If submarine cables can’t be connected to Hong Kong, says Mok, they will inevitably terminate in Taiwan. Hong Kong’s telecommunications sector, meanwhile, is likely to lose international business to competitors all over the region. Singapore, however, remains the most obvious alternative.

“They’re already a huge internet hub,” says Mok, and serve as a logical outpost from which the big tech giants can service the increasingly lucrative internet markets of Malaysia, Indonesia and the Philippines. On this particular trend, Mok is sanguine. “I guess that’s probably always been their plan anyway,” he says.


A storm passes over on July 19, 2019, in Hong Kong, China. Shoots of growth for the city's homegrown tech sector look to be swept away by US-Chinese rivalry, political repression, a brain drain, and a tech crackdown on the mainland. (Photo by Chris McGrath/Getty Images)

Mainland opportunities

For others, Hong Kong’s tech future will not rest on its international connections. “Certainly the Chinese government has been pretty clear over the last decade that they see Hong Kong’s tech future as being in the Greater Bay Region,” says Segal. Only by knitting the city’s technology sector closer to those of Dongguan, Shenzhen and Guangzhou, the government argues, will it realise its full potential. This is evident in Beijing’s encouragement of Chinese tech conglomerates to list on the Hang Seng instead of the NASDAQ or New York Stock Exchange, although its ongoing crackdown has led to significant volatility on the Hong Kong-based index.

Even so, Mok has doubts that the arrival of new companies from the mainland will necessarily strengthen the city’s tech sector. “Hong Kong’s success was not from being ‘just another city in China,’” he says. “We were an international city. If we lose that edge, and we say that we’re going to get all that business back by just integrating with China and dispensing in many ways with the rest of the world, I just don’t see that as to our advantage.”

Ultimately, says Mok, recent actions by the Chinese government in Hong Kong have endangered what was already a fragile environment for the local technology companies. “Our tech industry, by and large, is still a service-based industry,” he argues, and one that hasn’t seen its own version of Huawei or Alibaba take China by storm. Despite that, Hong Kong was “beginning to have some small successes in the last few years. My worry is that these small successes will not continue”.

Mok nevertheless agrees that the central tenets of Hong Kong’s attractiveness to foreign companies – a widespread knowledge of English and a clear, rules-based system for corporate players to abide by – will still draw smaller tech companies to set up operations there. These firms continue to “look at Hong Kong as being a conduit” for the Chinese market, he says.
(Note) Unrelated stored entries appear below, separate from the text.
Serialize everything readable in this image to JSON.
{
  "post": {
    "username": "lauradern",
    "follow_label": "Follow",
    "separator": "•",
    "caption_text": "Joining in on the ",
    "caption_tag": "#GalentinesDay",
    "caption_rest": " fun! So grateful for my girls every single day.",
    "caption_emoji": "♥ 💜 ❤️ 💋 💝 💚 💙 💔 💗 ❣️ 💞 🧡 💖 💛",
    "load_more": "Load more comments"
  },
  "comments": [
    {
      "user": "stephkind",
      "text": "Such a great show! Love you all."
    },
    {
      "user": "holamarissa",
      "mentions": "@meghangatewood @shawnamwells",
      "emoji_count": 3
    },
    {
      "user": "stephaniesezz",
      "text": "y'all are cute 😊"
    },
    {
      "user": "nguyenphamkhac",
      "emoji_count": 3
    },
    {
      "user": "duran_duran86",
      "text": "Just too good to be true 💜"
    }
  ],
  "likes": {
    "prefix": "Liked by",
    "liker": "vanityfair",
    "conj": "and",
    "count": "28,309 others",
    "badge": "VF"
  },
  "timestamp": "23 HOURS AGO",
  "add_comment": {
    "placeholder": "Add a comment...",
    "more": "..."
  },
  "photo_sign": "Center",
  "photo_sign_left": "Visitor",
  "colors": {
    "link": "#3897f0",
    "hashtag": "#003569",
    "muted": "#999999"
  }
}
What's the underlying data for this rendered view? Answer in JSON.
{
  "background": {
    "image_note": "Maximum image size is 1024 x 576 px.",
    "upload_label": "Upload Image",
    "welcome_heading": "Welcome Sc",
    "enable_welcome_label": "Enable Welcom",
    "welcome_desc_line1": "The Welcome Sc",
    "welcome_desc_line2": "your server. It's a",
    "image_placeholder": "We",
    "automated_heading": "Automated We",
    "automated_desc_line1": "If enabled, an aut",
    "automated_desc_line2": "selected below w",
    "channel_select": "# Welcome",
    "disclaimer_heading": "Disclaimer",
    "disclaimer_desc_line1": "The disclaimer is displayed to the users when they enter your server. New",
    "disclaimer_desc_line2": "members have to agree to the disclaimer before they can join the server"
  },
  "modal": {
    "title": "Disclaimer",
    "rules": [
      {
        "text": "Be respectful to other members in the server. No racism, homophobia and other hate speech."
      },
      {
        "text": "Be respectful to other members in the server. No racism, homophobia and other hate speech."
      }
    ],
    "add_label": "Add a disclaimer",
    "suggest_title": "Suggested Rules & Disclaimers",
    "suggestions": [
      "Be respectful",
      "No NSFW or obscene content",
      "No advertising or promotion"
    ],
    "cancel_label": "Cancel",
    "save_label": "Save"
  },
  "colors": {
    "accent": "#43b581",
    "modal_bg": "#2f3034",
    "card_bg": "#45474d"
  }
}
In the meantime, the political environment in Hong Kong has reached a new and nervous equilibrium. Now that the National Security Law has been passed, protests against Beijing’s rule are few and far between. “Since last year, there’s been a huge amount of self-censorship,” says Mok, with citizens deleting social media accounts en-masse or unfriending people considered troublemakers by the authorities. “People are being worried about being surveilled in different ways. Nobody feels safe.”

It is for this reason that Mok predicts the flights will continue. As they do, the tech sector’s labour pool will continue to shrink. “I always like to say that people are your greatest asset,” he says. “I guess Hong Kong is losing that asset.”